His career spanned the country and evolved from general practitioner in a pre-ultra sound era to medical journal editor-in-chief. “Medicine has been my life,” Scott said recently.

He remembers how proud his parents were that he even went to college - the first in his family to do so. After growing up in Burlington, Iowa, Scott attended the University of Iowa for both undergraduate and doctor of medicine degrees.

For two years he was in general practice on a Hopi Indian reservation in Arizona, a time he remembers as perhaps the most service-oriented in his career.

“Those were days when there weren’t enough doctors around,” he said, recalling the high number of infant deaths at the hospital from infections and a condition known as “failure to thrive.” “It was more third world medicine.”
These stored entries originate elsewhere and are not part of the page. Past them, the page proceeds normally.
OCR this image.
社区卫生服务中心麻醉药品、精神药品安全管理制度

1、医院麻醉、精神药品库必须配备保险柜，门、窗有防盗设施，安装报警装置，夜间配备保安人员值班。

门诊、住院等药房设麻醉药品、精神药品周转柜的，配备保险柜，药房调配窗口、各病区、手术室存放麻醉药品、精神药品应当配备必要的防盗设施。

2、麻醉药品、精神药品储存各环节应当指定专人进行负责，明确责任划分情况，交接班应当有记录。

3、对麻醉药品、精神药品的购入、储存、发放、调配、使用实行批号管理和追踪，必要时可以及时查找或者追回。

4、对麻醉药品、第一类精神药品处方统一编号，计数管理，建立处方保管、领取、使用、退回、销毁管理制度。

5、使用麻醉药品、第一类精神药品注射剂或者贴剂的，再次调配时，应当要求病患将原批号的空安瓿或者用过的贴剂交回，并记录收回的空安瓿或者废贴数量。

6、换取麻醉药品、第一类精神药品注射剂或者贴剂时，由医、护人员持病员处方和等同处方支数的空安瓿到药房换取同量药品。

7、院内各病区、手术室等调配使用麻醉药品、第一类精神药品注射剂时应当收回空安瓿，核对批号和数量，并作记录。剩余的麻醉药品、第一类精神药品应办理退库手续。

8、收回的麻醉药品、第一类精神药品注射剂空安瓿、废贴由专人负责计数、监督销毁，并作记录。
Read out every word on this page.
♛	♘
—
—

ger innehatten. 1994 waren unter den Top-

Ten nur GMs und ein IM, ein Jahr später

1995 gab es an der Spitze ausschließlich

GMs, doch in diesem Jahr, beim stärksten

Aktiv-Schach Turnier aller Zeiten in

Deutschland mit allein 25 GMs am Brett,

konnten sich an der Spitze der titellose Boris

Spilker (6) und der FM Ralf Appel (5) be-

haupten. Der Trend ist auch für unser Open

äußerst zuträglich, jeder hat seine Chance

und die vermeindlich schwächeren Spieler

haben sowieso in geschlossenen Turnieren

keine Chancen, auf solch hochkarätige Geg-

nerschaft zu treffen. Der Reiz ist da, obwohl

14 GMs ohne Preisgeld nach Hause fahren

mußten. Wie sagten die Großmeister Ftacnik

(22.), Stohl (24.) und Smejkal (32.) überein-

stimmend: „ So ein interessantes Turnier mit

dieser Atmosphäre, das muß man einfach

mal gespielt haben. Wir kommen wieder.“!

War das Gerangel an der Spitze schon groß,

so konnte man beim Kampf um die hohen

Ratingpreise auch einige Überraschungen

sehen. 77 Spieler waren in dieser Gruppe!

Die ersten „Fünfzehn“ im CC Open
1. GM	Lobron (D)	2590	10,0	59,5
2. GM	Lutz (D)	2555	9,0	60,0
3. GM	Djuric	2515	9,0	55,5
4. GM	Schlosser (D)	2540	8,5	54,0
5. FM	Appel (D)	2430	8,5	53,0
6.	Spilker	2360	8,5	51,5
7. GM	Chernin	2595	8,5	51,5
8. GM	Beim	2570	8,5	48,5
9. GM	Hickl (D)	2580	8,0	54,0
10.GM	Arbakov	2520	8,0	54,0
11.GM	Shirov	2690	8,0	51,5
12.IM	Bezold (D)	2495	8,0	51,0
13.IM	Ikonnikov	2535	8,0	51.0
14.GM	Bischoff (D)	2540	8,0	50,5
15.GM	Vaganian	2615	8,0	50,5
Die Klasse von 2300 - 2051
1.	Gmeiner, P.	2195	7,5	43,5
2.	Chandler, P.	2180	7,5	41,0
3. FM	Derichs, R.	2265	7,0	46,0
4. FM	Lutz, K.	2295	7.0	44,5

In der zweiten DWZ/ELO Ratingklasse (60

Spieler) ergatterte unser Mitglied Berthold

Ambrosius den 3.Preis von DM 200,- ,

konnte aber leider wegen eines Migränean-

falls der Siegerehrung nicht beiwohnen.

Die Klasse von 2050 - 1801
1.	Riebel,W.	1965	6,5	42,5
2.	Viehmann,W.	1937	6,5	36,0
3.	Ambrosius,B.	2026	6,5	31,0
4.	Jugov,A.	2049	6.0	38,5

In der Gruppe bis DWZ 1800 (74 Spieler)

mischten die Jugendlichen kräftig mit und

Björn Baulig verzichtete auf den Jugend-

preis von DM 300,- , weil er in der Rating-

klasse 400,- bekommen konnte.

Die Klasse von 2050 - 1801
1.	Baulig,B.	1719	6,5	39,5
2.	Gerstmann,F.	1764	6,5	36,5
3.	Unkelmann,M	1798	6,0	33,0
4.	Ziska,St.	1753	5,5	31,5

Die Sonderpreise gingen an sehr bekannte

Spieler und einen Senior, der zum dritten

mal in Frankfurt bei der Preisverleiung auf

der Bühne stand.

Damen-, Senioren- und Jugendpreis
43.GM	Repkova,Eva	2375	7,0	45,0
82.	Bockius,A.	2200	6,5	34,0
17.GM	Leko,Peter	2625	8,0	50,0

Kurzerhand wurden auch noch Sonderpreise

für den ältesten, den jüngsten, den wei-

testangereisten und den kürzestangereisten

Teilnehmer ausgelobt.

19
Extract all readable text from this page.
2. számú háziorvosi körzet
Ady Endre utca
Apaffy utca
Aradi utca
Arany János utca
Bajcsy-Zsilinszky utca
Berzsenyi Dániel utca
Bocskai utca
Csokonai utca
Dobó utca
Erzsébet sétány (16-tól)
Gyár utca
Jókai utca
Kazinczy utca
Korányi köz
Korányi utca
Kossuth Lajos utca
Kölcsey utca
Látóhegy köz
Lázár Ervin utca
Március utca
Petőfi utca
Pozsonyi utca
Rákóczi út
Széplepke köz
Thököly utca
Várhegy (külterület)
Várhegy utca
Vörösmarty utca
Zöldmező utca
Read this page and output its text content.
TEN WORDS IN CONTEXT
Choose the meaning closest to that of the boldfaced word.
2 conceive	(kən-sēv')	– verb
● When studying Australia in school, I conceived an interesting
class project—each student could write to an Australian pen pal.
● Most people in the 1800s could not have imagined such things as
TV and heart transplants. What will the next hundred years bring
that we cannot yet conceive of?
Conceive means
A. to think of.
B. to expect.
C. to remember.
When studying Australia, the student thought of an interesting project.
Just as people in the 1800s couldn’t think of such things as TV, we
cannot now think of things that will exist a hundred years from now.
After nearly four years in general practice in rural Iowa, he completed a residency at the University of Iowa in obstetrics and gynecology that he describes as “almost a luxury to have time to think and do research.”  It convinced him to stay in academic medicine.

That decision would lead to a reproductive immunology fellowship at the University of Texas at Dallas and then an academic appointment at the University of Iowa. He headed west permanently at 39 when he took over as chair at University of Utah’s Department of Obstetrics and Gynecology at the School of Medicine. After 18 years as chair, he would then become editor-in-chief of the premiere academic journal Obstetrics & Gynecology from 2001 to 2013.

That work was a significant reason his colleagues wanted to honor him, said Jeanne Conry, the outgoing president of the American Congress of Obstetricians and Gynecologists.

“Dr. Scott has been a leader in the field for so many years,” she said. “You look at his impact in maternal fetal health - it’s incredible.”

As editor, his decisions with his staff on what articles to run influenced doctors across the country.

“When you’re the editor-in-chief you set an example by how we evaluate research,” she said. “He did it with a very gentle humility and a strength.”

Having published eight books and more than 200 scientific papers, Scott continues to research and speak at teaching conferences. A recent talk was named “Don’t Believe Everything You Read,” about how medical literature can be misleading and how the media can be misleading in what it reports.

As a medical student, Matthew Peterson, now chairman of the Department of Obstetrics and Gynecology, watched Scott sit on the side of patients’ beds and talk with them about their problems.

“He would find out what things made a patient feel like they were cared for, they were understood and they were listened to,” he recalled. “Just doing that made us as students realize that is how you develop a relationship with a patient.”

Scott oversaw the growth of the University of Utah’s department “out of obscurity,” Peterson said, and built it into one of the top-tier residency programs and departments in the nation.

“We’re grateful we got to be part of the team he put together,” Peterson said.

Years after Diana McGuire came to see him about her family dreams, Scott continues to follow her children and those of other transplant patients around the world in a longterm research project. The study examines whether immunosuppressant drugs used in their mothers affected their daughters’ health, particularly their pregnancies.

McGuire, now a grandmother to 15, tears up when talking about Scott. He’s taken the time to stay in touch with her, the kind of attention people don’t normally receive from your average doctor.

“My joy in my life is most definitely my family and I just feel like it’s due to a doctor that trusted me and had faith in me and did everything medically he could do to see I had the family I wanted to have,” she said.